We can imagine atoms are like microscopic planetary systems.
That is a sentence frequently used to explain by an analogy the structure of the atom, if
we compare the sun to atomic nucleus, whose mass is nearly equal to the one of the whole
atom, and the planets orbiting about the sun to the electrons orbiting about nucleus.
We know that nuclei contain some fundamental particles, which collectively are named
nucleons, that is protons and neutrons: the first ones are about 1840 times more heavy
than electrons and have a positive electric charge, the second ones have a mass nearly
equal to the one of protons and are electrically neutral .
Electrons orbiting about nucleus have a negative electric charge equal to the one of
proton , form the "shell" of atoms and determine, by electromagnetic forces, the
mechanical, thermal, chemical and electromagnetic properties of chemical
elements,(metals,semiconductors and metalloids ) in the three aggregation states (solid,
liquid, and gaseous ).
In thermodynamics we define as a black body an ideal body which is able to absorb all
the thermal radiation incident on it and, vice-versa, is able to emit , with the maximal efficiency, the thermal
radiation characteristic of its absolute temperature (in Kelvin degrees ).
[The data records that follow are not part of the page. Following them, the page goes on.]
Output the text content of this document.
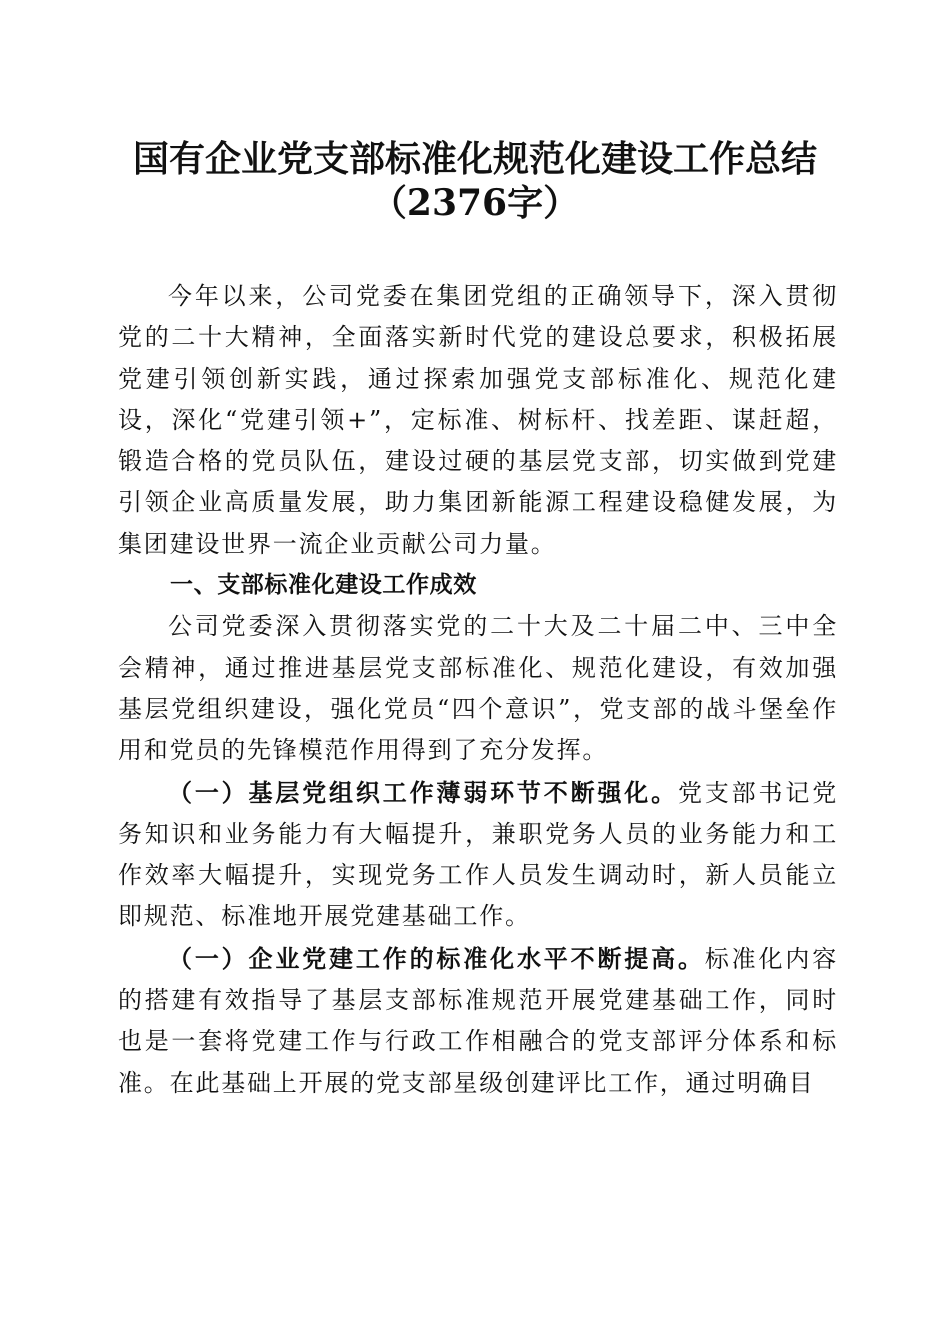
国有企业党支部标准化规范化建设工作总结
（2376字）

今年以来，公司党委在集团党组的正确领导下，深入贯彻党的二十大精神，全面落实新时代党的建设总要求，积极拓展党建引领创新实践，通过探索加强党支部标准化、规范化建设，深化“党建引领+”，定标准、树标杆、找差距、谋赶超，锻造合格的党员队伍，建设过硬的基层党支部，切实做到党建引领企业高质量发展，助力集团新能源工程建设稳健发展，为集团建设世界一流企业贡献公司力量。

一、支部标准化建设工作成效

公司党委深入贯彻落实党的二十大及二十届二中、三中全会精神，通过推进基层党支部标准化、规范化建设，有效加强基层党组织建设，强化党员“四个意识”，党支部的战斗堡垒作用和党员的先锋模范作用得到了充分发挥。

（一）基层党组织工作薄弱环节不断强化。党支部书记党务知识和业务能力有大幅提升，兼职党务人员的业务能力和工作效率大幅提升，实现党务工作人员发生调动时，新人员能立即规范、标准地开展党建基础工作。

（一）企业党建工作的标准化水平不断提高。标准化内容的搭建有效指导了基层支部标准规范开展党建基础工作，同时也是一套将党建工作与行政工作相融合的党支部评分体系和标准。在此基础上开展的党支部星级创建评比工作，通过明确目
A black body consists practically of a container with a reflecting intern surface, which
is maintained at a constant temperature and has a small hole across which it emits or
absorbs thermal radiation (infrared radiation),whose continuous spectrum can be examined
with suitable spectroscopes equipped with special lenses and prisms, able to transmit
infrared radiation, and with infrared-sensors generating an electric signal whose
amplitude is proportional to the intensity of the infrared radiation.
A theoretical problem of great importance concerned, in the latest years of the nineteenth
century, the research of a law that were being successful in deriving the experimental
data on the optical and X-rays spectra.
Several physicists, as, for example, Rayleigh, Jeans and Wien, developed some incomplete
theories, based on the classical electromagnetism and on thermodynamics, but nobody of
them succeeded in finding a theoretical solution which might be complete and definitive.
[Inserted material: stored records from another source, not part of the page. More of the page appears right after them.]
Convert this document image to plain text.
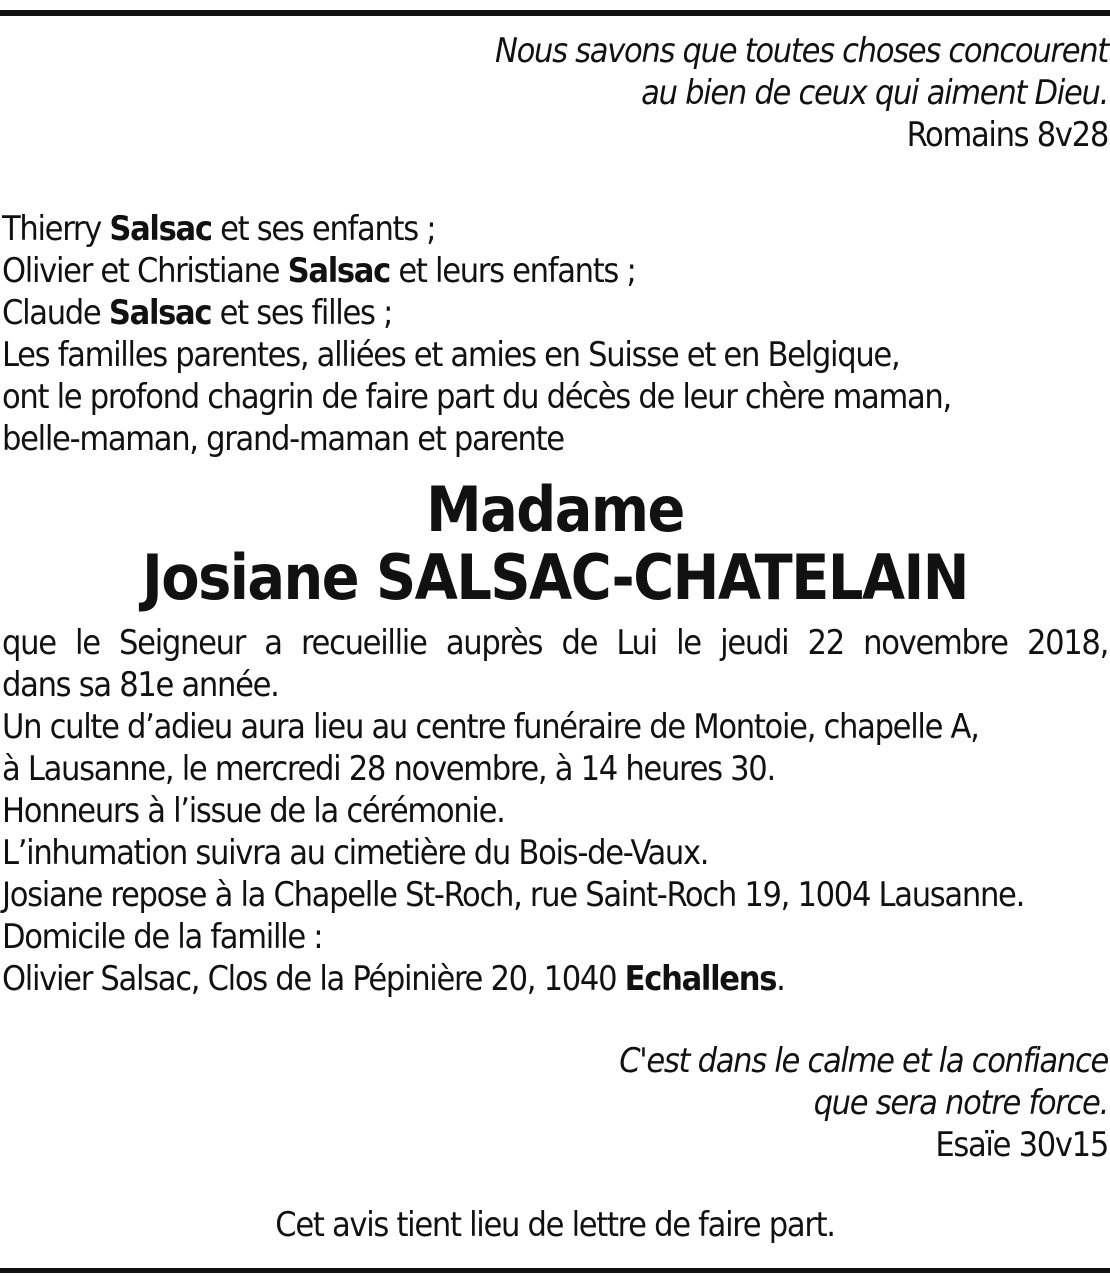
Nous savons que toutes choses concourent
au bien de ceux qui aiment Dieu.
Romains 8v28
Thierry Salsac et ses enfants ;
Olivier et Christiane Salsac et leurs enfants ;
Claude Salsac et ses filles ;
Les familles parentes, alliées et amies en Suisse et en Belgique,
ont le profond chagrin de faire part du décès de leur chère maman,
belle-maman, grand-maman et parente
Madame
Josiane SALSAC-CHATELAIN
que le Seigneur a recueillie auprès de Lui le jeudi 22 novembre 2018,
dans sa 81e année.
Un culte d’adieu aura lieu au centre funéraire de Montoie, chapelle A,
à Lausanne, le mercredi 28 novembre, à 14 heures 30.
Honneurs à l’issue de la cérémonie.
L’inhumation suivra au cimetière du Bois-de-Vaux.
Josiane repose à la Chapelle St-Roch, rue Saint-Roch 19, 1004 Lausanne.
Domicile de la famille :
Olivier Salsac, Clos de la Pépinière 20, 1040 Echallens.
C'est dans le calme et la confiance
que sera notre force.
Esaïe 30v15
Cet avis tient lieu de lettre de faire part.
In 1900 an innovative solution was furnished by the German physicist Max Planck (Nobel
prize winner 1918 ), who for that is considered the father of quantum theory.
Planck hypothesized for the first time the quantization of the electromagnetic energy of
the harmonic oscillators representing the electric charges moving as harmonic oscillators.
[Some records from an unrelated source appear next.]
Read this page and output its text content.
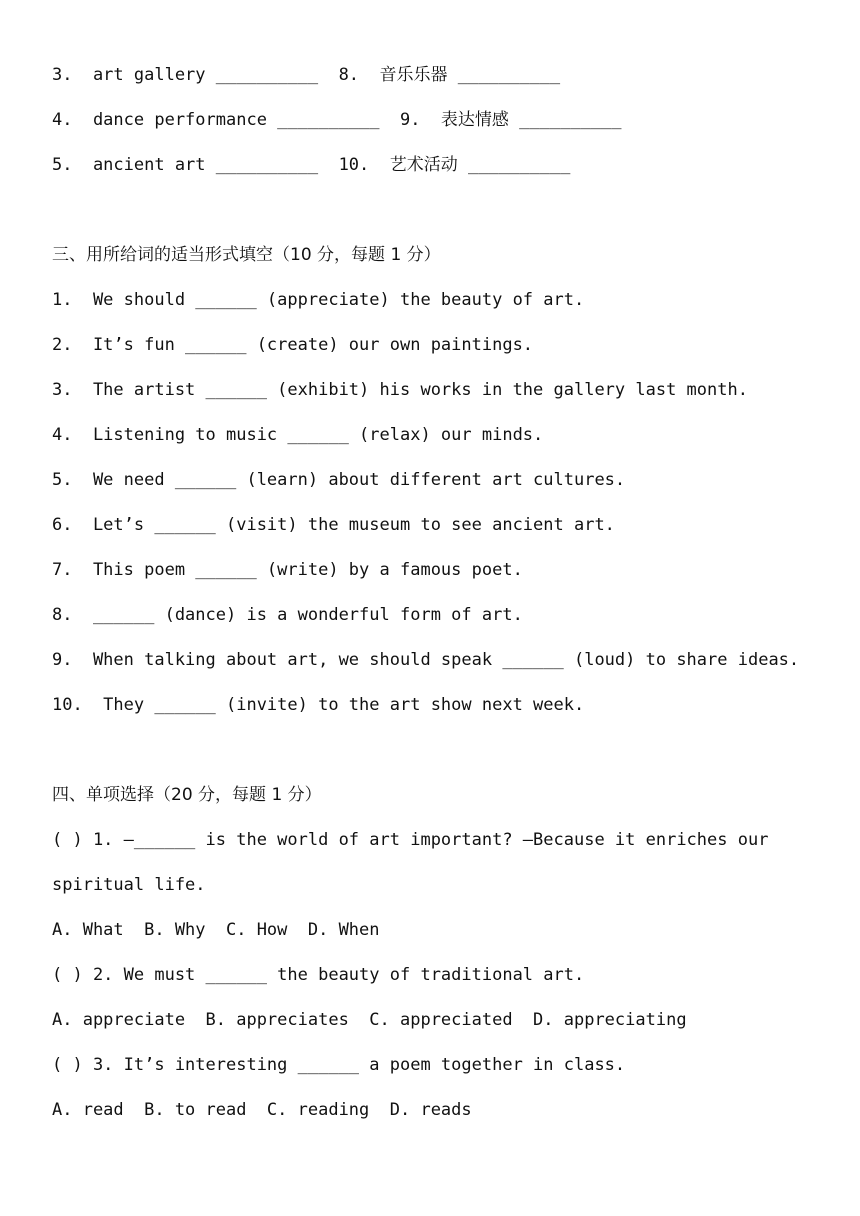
3.  art gallery __________  8.  音乐乐器 __________
4.  dance performance __________  9.  表达情感 __________
5.  ancient art __________  10.  艺术活动 __________
三、用所给词的适当形式填空（10 分，每题 1 分）
1.  We should ______ (appreciate) the beauty of art.
2.  It’s fun ______ (create) our own paintings.
3.  The artist ______ (exhibit) his works in the gallery last month.
4.  Listening to music ______ (relax) our minds.
5.  We need ______ (learn) about different art cultures.
6.  Let’s ______ (visit) the museum to see ancient art.
7.  This poem ______ (write) by a famous poet.
8.  ______ (dance) is a wonderful form of art.
9.  When talking about art, we should speak ______ (loud) to share ideas.
10.  They ______ (invite) to the art show next week.
四、单项选择（20 分，每题 1 分）
( ) 1. —______ is the world of art important? —Because it enriches our
spiritual life.
A. What  B. Why  C. How  D. When
( ) 2. We must ______ the beauty of traditional art.
A. appreciate  B. appreciates  C. appreciated  D. appreciating
( ) 3. It’s interesting ______ a poem together in class.
A. read  B. to read  C. reading  D. reads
He calculated the emission power of a black body mantained at a constant temperature, by
considering the absorbed or emitted energy from each harmonic oscillator,as a multiple of
an elementary quantity and E = hf, where f is the frequency of the emitted or absorbed
electromagnetic waves and h is an universal constant, the so-called Planck's constant.
Only by introduction of this hypothesis Planck was able to resolve definitively the
problem of the black body, by giving the formulae in accordance with the experimental
data.
His work was the beginning for the development of a new physics, the quantum physics.